Former MDX post-doc Jonas Dorn headed a collaborative project that led to the development of an in silico model of the cytokinetic contractile ring. Jian Liu at the National Heart Lung and Blood Institute (at the NIH) created the theoretical model. Former aMDX research assistant Li Zhang performed the lion’s share of the quantitative cell biology.

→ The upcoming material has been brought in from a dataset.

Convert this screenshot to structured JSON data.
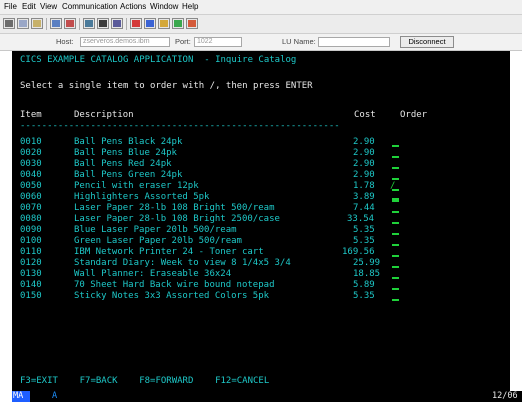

Summary: Furrow ingression is asymmetric in cytokinesis in the Caenorhabditis elegans zygote. A combination of quantitative high-resolution live-cell microscopy and theoretical modeling revealed a mechanistic basis for asymmetry: feedback among membrane curvature, cytoskeletal alignment, and contractility. The model also suggests that asymmetry promotes energy efficiency.

Former MDX post-doc Benjamin Lacroix discovered that microtubules can change growth speed mid-growth excursion. His development of the uterine muscle cells as an in situ cell biological system made this discovery possible and immediately put it in an in vivo context.

Summary: Live imaging of microtubule dynamics in Caenorhabditis elegans muscle cells reveals a novel microtubule behavior characterized by an abrupt change in growth rate, named “microtubule growth deceleration.” The conserved protein ZYG-9-TOGp and two novel ORFs, cylc-1 and cylc-2, are involved in the regulation of this novel microtubule behavior.